What’s the worst malware so far into 2018? The worst botnets and banking trojans, according to Webroot, were Emotet, Trickbot, and Zeus Panda. Crysis/Dharma, GandCrab, and SamSam were the worst among ransomware. The top three in cryptomining/cryptojacking were GhostMiner, Wanna Mine, and Coinhive.
And included in the list of top 10 threat actors so far this year, we find Lazarus Group, Sofacy and MuddyWater coming in the top three spots, according to AlienVault. Lazarus Group took the top spot from Sofacy this year. The reported locations for the top 10 threat actors are North Korea, with two groups; Russia, with three groups; Iran, with two groups; China, with two groups; and India, with one. Microsoft Office was the most exploited application, but Adobe Flash, WebLogic, Microsoft Windows, Drupal and GPON routers were also listed in the top 10.
Other cybersecurity news:
Beware of these vulnerabilities
- Researchers from the Netherlands warned (pdf) about vulnerabilities in solid-state drives (SSDs) that could allow attackers to bypass disk encryption. SSDs that were tested and found to be affected include Samsung 840 Evo, Samsung 850 Evo, Samsung T3, Samsung T5, Crucial MX100, Crucial MX200, and Crucial MX300. Also, when possible, Windows 10 Bitlocker defaults to SSD encryption, meaning attackers could “easily” gain access to the files you thought were encrypted and protected.
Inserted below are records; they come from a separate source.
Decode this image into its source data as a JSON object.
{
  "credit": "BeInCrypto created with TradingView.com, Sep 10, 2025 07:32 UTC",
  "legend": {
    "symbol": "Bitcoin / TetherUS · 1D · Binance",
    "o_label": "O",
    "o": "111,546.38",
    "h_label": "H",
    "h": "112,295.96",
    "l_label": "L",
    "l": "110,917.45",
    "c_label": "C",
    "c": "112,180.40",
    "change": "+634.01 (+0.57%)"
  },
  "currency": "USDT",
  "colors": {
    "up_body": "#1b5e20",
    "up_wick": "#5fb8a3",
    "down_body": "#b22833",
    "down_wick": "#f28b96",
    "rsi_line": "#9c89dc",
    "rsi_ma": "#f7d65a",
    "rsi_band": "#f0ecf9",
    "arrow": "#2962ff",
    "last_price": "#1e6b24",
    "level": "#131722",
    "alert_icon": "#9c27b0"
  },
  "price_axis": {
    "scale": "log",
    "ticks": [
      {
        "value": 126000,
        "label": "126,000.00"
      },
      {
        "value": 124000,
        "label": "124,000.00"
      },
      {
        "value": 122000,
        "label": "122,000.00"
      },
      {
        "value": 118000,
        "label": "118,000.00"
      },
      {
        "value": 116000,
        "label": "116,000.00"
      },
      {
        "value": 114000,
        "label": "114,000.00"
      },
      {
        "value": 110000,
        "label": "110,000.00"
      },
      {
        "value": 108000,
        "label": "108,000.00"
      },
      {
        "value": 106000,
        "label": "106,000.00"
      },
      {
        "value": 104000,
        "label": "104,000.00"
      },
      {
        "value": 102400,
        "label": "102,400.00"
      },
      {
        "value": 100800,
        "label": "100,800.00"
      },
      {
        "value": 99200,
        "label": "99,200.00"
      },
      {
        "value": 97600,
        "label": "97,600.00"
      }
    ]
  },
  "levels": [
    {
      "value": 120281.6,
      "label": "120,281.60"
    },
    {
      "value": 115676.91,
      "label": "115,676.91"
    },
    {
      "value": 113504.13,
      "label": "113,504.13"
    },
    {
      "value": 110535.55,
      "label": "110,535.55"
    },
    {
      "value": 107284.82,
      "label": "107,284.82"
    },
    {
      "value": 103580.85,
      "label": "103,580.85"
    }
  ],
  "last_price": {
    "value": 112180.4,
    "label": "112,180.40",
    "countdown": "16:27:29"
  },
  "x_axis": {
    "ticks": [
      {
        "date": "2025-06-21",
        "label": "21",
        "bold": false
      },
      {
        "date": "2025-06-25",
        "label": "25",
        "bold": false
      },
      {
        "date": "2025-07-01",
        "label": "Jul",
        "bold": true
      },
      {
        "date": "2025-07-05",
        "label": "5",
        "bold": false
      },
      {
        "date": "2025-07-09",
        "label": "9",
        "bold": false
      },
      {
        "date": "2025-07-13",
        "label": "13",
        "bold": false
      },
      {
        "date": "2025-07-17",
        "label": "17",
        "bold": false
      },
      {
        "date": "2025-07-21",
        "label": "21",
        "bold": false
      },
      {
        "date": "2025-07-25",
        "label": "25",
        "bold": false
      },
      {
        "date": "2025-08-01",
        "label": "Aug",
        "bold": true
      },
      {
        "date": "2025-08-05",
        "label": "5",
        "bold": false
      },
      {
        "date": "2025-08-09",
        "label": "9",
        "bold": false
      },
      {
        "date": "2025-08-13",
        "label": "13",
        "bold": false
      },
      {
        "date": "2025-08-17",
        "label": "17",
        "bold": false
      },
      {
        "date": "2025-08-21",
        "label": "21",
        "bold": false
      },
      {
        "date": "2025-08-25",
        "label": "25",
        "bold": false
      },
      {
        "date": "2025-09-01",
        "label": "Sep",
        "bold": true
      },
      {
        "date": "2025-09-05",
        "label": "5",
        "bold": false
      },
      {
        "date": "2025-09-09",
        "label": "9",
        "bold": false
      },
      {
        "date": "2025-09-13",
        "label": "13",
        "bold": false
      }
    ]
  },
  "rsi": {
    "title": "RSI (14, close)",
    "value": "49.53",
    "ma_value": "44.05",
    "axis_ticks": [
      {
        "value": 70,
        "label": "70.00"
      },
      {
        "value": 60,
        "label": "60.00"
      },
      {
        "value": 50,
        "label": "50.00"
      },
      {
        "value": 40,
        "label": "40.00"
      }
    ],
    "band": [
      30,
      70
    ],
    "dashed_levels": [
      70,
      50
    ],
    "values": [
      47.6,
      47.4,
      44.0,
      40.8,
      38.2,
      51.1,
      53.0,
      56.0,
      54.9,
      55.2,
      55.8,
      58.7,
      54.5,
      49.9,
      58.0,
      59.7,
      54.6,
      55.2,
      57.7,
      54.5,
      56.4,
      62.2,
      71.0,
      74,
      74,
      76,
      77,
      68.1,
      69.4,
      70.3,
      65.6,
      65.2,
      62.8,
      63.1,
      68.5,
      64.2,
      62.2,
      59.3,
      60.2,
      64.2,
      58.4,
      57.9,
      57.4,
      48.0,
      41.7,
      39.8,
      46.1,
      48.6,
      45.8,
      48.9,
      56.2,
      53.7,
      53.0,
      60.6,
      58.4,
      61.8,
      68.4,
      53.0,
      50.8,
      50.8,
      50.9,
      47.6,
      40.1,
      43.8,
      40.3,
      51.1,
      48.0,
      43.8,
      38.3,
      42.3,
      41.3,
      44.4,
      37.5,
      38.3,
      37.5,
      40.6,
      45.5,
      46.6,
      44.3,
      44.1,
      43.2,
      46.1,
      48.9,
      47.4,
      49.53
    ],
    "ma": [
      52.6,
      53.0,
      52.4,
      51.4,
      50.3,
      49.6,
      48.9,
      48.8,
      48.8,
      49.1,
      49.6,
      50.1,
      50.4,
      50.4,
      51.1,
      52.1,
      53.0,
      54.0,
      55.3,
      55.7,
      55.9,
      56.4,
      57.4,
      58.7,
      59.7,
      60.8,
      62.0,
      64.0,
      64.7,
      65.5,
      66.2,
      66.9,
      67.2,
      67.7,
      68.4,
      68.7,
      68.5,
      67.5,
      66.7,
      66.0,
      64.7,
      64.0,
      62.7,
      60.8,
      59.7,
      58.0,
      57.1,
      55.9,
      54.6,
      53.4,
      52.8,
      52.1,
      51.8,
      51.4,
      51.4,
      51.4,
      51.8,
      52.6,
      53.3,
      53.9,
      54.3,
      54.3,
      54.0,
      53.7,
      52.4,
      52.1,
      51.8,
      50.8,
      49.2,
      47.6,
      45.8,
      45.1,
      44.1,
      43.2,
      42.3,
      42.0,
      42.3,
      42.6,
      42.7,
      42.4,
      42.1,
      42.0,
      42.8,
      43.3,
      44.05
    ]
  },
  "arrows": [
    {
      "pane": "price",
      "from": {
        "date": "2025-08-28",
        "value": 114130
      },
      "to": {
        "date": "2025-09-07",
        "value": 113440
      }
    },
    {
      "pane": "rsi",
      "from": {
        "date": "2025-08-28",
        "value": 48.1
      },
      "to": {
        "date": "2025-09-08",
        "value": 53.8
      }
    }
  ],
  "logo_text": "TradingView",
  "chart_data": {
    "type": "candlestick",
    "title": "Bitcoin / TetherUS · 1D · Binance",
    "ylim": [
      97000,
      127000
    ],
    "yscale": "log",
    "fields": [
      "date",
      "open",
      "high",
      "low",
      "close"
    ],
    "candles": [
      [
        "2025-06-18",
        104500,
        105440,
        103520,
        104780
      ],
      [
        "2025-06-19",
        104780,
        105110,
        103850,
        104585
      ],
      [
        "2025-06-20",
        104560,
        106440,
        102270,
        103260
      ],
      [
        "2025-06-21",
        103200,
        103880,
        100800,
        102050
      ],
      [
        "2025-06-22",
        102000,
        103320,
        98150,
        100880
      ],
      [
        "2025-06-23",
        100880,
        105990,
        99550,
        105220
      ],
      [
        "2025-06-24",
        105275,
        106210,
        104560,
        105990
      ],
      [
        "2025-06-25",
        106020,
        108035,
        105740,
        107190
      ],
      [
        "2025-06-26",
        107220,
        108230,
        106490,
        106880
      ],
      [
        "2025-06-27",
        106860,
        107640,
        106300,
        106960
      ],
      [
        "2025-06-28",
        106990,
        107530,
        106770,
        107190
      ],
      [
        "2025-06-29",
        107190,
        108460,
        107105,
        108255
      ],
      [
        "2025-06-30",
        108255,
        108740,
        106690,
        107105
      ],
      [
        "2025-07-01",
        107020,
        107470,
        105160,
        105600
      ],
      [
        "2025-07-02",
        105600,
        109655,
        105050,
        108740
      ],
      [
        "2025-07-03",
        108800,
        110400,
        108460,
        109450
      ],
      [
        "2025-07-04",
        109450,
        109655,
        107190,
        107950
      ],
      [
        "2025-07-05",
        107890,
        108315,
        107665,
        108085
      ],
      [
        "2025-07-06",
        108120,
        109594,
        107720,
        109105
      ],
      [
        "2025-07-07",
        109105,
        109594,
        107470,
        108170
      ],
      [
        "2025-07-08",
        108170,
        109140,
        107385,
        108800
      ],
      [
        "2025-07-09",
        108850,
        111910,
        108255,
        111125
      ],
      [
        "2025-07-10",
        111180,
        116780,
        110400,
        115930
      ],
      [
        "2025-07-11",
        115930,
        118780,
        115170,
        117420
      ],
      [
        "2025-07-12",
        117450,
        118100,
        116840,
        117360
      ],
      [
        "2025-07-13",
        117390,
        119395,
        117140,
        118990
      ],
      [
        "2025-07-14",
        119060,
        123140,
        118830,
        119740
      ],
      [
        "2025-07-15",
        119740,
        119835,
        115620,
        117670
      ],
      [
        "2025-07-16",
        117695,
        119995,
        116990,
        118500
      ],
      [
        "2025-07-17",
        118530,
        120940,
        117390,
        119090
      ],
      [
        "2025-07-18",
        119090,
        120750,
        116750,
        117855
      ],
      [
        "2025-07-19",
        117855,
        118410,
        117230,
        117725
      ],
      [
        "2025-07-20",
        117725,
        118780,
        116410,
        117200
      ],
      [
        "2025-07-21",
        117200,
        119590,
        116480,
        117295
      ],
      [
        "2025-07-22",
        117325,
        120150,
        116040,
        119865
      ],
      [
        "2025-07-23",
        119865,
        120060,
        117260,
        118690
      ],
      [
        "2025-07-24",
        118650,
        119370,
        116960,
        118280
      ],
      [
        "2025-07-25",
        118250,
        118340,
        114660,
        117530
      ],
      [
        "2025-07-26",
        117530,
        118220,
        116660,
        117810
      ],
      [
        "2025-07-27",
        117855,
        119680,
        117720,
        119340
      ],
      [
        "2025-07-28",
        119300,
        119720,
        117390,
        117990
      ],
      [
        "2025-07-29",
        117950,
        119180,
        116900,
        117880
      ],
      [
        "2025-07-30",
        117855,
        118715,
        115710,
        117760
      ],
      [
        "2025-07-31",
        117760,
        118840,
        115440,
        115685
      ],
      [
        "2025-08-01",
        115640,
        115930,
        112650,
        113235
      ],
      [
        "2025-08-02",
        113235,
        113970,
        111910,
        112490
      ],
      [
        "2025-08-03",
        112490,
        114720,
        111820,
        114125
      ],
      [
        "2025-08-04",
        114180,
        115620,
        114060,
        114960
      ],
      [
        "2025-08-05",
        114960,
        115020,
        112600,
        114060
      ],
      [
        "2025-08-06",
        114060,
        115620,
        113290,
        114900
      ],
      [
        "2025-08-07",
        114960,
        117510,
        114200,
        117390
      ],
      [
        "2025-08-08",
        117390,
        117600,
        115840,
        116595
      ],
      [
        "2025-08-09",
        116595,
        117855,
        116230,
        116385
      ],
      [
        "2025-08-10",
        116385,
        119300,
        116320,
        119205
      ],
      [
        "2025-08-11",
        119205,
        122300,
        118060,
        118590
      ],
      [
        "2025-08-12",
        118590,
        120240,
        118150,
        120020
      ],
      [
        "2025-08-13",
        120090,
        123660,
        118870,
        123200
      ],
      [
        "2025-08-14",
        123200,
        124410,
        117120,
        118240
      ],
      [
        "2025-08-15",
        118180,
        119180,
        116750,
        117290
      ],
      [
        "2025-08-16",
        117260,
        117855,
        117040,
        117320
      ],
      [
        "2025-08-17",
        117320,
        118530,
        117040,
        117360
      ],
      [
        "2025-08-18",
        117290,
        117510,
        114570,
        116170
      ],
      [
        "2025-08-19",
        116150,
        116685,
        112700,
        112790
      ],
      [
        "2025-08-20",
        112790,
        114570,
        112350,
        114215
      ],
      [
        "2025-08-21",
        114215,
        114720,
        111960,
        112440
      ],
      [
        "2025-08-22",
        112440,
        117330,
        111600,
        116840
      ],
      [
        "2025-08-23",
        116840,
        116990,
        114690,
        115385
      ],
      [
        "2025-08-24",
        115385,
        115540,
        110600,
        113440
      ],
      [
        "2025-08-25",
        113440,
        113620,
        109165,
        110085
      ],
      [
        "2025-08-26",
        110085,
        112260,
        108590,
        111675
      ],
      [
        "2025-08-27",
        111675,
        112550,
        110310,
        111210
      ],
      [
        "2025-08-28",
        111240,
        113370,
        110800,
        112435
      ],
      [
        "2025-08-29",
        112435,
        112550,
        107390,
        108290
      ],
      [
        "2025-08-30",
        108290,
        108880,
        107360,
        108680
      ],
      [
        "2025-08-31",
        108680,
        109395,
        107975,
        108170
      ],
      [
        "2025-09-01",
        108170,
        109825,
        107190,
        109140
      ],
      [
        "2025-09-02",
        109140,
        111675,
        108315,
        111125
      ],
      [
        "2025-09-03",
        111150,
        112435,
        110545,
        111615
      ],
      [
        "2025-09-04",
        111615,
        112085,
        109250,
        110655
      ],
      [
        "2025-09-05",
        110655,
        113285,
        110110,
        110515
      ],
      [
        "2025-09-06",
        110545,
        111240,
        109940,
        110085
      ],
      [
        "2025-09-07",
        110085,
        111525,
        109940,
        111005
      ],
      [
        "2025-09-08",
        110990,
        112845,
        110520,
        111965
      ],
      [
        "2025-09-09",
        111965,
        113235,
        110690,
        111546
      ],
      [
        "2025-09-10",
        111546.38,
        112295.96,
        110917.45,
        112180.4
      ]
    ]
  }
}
- Evernote patched a vulnerability in its app for Microsoft Windows; the flaw allowed for stored XSS attacks.
- The Apache Struts Foundation advised users to “immediately upgrade” Struts 2.3.36-based projects to the latest version of Commons FireUpload library 1.3.1 to prevent sites from being exposed to DoS attacks.
- F-Secure’s Andrea Barisani, posted an security advisory about a U-Boot (Universal Boot Loader) verified boot bypass.
- U.S. Cyber Command announced that it uploaded its first malware sample to VirusTotal. The sharing of unclassified malware samples with the global cybersecurity community is meant to help prevent harm by malicious cyber actors.
HSBC Bank data breach
HSBC Bank disclosed a data breach but didn’t say how many customer’s were affected. The banking giant said it became aware of unauthorized users accessing online account Oct. 4-14. Attackers may have accessed full names, mailing and email addresses, phone numbers, dates of birth, account numbers, account balances, transaction histories, payee account information, and statement histories. The bank claims to have now added a layer of security and enhanced its authentication process.
Security company acquisitions
- Symantec acquired Appthority, since mobile apps are a critical threat vector and mobile users increase the enterprise attack surface. The tech will be included in Symantec’s Endpoint Protection Mobile. Symantec also acquired Javelin Networks. Javelin’s tech, which defends against Active Directory-based attacks, will be part of Symantec’s endpoint security business.
- Thoma Bravo plans to acquire Veracode from Broadcom for $950 million. As pointed out by The Register, Thoma Bravo is already a private equity owner of McAfee and Barracuda Networks and either owns or has stakes in Centrify, Compare Corp, Koufax, LogRhythm, Riverbed and SolarWinds, Blue Coat Systems, and SonicWall.
Chrome to block all ads on ‘abusive’ websites
You might want to check if your company’s website is deemed by Google as “abusive” because starting in December 2018, Chrome 71 will “remove all ads” on sites that have “persistent abusive experiences.” Google warned that site owners have 30 days to fix the abusive experience flagged by the Abusive Experience Report before Chrome removes all the ads.